I think I walked through the forest that borders the campus. Sequoias, redwoods, cypresses, eucalyptus. Not that I remember seeing them, though. I swiped my hand through my hair—it was frizzy from the humid air that sweeps in from the bay. I try to broach her question with a touch of nervous humor, an imitation of a laugh bubbling out of me all the while.
“You wanna hear a funny story?” I had asked her. Not a genuine question, more of a formality. And none of this was humorous to me at all—I barely remembered what I had done in delirium between the time I left class and when I arrived back in the dorm. But I went on telling a whole lot to this stranger. Not just starting from the ant trail, but even before that. Maybe it was a rare moment of weakness, a lapse in judgement. Some people have a gift of finding the whole and making it bigger. I’m not talking about my roommate. I found out we had eerily similar experiences, down to the prescription drugs. I felt less embarrassed of myself now. I told her that I think I became one of those students you pass by on campus who are crying on the phone, the ones you sympathize with but don’t do anything about because you feel the same way, the only difference is that you aren’t displaying it for everyone to see. During the span of time in which I left class and arrived back in my room I answered a call from my mom. I think I paced and cried, like That Student you see on occasion, and maybe that’s how I got mud on my shoes. If I were to romanticize how that call went with my mom, I would say my voice had the same desperate cadence Mitski had when she sang “Class of 2013”.
Verse 1, Verse 2, Verse 3, Outro and I’ll leave what I’m chasing for the other girls to pursue.
My parents made the drive over to my university that same night—a 2 hour drive during which I talked a quarter life crisis out with my roommate.
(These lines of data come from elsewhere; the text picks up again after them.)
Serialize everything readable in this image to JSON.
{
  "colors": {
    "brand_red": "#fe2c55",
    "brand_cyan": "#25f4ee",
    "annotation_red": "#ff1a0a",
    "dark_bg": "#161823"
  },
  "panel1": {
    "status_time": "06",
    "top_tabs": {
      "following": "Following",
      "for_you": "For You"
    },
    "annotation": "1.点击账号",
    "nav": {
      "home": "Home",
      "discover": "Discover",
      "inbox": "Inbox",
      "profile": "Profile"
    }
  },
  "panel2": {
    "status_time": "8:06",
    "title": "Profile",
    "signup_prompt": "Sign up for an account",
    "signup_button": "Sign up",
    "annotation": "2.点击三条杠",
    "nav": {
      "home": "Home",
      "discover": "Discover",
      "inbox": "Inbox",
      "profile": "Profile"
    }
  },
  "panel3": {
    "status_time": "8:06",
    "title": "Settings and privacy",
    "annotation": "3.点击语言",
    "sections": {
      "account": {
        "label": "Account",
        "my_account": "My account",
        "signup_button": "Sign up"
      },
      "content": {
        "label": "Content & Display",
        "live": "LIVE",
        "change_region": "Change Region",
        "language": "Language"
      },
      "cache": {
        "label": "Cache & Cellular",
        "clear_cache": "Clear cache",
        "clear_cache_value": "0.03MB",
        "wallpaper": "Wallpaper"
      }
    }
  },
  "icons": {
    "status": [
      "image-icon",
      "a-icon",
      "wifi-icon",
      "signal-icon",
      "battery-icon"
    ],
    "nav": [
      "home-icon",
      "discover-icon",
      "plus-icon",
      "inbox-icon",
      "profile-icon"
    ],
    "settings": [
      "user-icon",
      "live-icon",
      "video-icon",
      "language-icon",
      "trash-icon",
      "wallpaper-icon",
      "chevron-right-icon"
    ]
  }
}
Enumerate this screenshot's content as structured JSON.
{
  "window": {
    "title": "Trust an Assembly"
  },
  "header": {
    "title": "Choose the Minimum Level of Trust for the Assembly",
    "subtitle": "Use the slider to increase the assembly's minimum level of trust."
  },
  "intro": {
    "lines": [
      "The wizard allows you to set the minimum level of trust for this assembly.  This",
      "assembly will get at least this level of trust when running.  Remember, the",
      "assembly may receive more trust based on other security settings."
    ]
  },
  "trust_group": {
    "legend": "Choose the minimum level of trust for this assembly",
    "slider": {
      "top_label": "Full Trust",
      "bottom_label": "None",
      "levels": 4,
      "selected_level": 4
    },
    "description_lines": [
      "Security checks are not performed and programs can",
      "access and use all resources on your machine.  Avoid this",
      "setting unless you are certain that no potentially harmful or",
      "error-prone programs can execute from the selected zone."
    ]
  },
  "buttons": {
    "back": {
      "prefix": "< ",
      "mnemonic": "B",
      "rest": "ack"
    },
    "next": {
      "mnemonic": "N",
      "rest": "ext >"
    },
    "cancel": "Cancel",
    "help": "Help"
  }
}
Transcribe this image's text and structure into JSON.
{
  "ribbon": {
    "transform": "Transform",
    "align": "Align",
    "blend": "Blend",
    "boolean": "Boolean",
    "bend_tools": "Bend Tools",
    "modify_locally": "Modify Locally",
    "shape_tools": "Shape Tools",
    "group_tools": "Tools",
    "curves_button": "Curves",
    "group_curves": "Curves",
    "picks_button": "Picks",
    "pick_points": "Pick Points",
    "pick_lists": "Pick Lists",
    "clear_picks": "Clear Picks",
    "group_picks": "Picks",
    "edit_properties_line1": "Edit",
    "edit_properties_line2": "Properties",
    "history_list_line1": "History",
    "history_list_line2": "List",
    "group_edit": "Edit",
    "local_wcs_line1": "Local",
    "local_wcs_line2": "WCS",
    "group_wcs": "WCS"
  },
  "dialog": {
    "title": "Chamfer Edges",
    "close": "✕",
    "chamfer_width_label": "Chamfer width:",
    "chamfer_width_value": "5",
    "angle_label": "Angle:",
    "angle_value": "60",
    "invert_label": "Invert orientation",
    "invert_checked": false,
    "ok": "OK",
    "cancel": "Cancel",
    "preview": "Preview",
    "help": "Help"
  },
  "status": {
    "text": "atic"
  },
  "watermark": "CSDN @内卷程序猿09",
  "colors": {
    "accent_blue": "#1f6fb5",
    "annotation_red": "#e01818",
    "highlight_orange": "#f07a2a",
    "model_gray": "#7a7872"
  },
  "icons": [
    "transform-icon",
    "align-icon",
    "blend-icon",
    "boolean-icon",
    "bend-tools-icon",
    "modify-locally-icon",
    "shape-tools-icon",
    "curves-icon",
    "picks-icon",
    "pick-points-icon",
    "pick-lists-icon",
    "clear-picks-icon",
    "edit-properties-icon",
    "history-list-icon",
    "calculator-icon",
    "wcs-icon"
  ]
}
I got out to the parking lot and barely made out my mom’s dark blue car that appeared black under the dim yellow streetlight. I got in and left university.
STRAIGHT ON, STRAIGHT ON, STRAIGHT ON.
:postscript: i haven’t given up on academia altogether. it’s like I’ve made a wrong turn and the GPS is saying “rerouting”. but i’ll admit that at this point i’m wondering if i will ever end up finding a place that will feel right to me. i’m not saying the world is all bad, i’m not saying I’m all bad either. maybe it’s a matter of compatibility that i haven’t been able to find at all so far. or maybe it isn’t a matter of compatibility but of uncertainty instead. the terror of uncertainty which isn't being uncertain about what we want, it's wanting something but not knowing how to get it—working towards something without knowing it’s a sure thing. maybe this was me asking my family, or maybe the world, do you love me? will you keep loving me? even if I behave awfully? if i hurt myself and worry you and do bad things? will you love me like you love a bad dog?